Thanks so much for your advice!

For your second point, do you mean that if I just want to put weak informative prior (eg, sigma ~ uniform (0,5) then I should use ‘real<lower = 0, upper =5> sigma’ ? (Since the link you provided stated that the flat uniform prior over the support might not be a good choice) Also may I ask that why hard constraints like this are are almost never recommended: they can cause sampling problems? (since for me such prior is weakly informative prior (level 3 in the linked provided) and should be a recommanded choice)

For your third point, yes thanks for pointing out that and I would add more constiained log-normal priors on them. I am also curious about distinguishing problem: how could I judge whether distinguishing between effect of beta[2] and theta/phi would be a problem if I don’t have much information and could just use the weakly informative priors?

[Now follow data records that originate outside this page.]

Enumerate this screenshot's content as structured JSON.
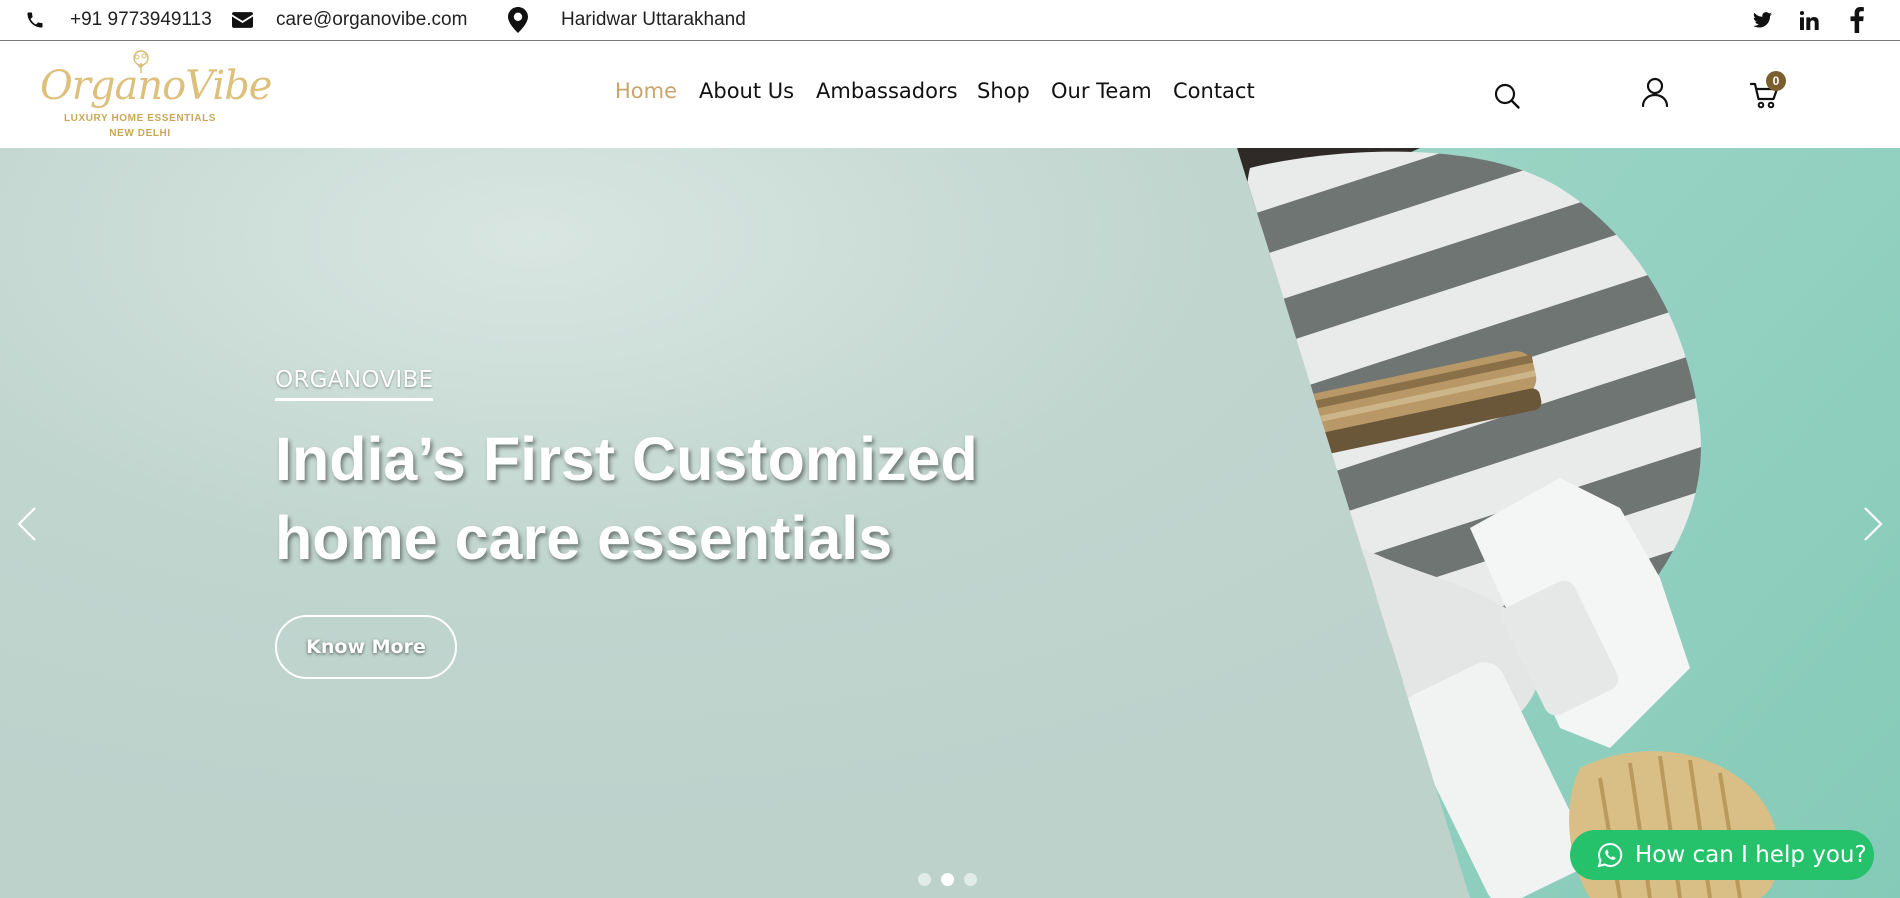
{
  "topbar": {
    "phone": "+91 9773949113",
    "email": "care@organovibe.com",
    "location": "Haridwar Uttarakhand",
    "phone_icon": "phone-icon",
    "email_icon": "envelope-icon",
    "location_icon": "map-pin-icon",
    "social": [
      "twitter-icon",
      "linkedin-icon",
      "facebook-icon"
    ]
  },
  "header": {
    "logo": {
      "script": "OrganoVibe",
      "tagline": "LUXURY HOME ESSENTIALS",
      "city": "NEW DELHI",
      "color": "#dcc07c"
    },
    "nav": [
      {
        "label": "Home",
        "active": true
      },
      {
        "label": "About Us",
        "active": false
      },
      {
        "label": "Ambassadors",
        "active": false
      },
      {
        "label": "Shop",
        "active": false
      },
      {
        "label": "Our Team",
        "active": false
      },
      {
        "label": "Contact",
        "active": false
      }
    ],
    "active_color": "#c9a46b",
    "icons": [
      "search-icon",
      "user-icon",
      "cart-icon"
    ],
    "cart_count": "0"
  },
  "hero": {
    "eyebrow": "ORGANOVIBE",
    "title_line1": "India’s First Customized",
    "title_line2": "home care essentials",
    "button": "Know More",
    "background": "#bcd2cb",
    "slides": 3,
    "active_slide": 2
  },
  "whatsapp": {
    "label": "How can I help you?",
    "color": "#25c16b",
    "icon": "whatsapp-icon"
  }
}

A quick follow up question is that does the grammer for the Stan code seem to be correct ?

Thanks so much for your help!

For the first option, I’ll quote language in the compiler’s pedantic mode:

Hard constraints are not recommended, for two reasons: (a) Except when there are logical or physical constraints, it is very unusual for you to be sure that a parameter will fall inside a specified range, and (b) The infinite gradient induced by a hard constraint can cause difficulties for Stan’s sampling algorithm. As a consequence, we recommend soft constraints rather than hard constraints; for example, instead of constraining an elasticity parameter to fall between 0, and 1, leave it unconstrained and give it a normal(0.5,0.5) prior distribution.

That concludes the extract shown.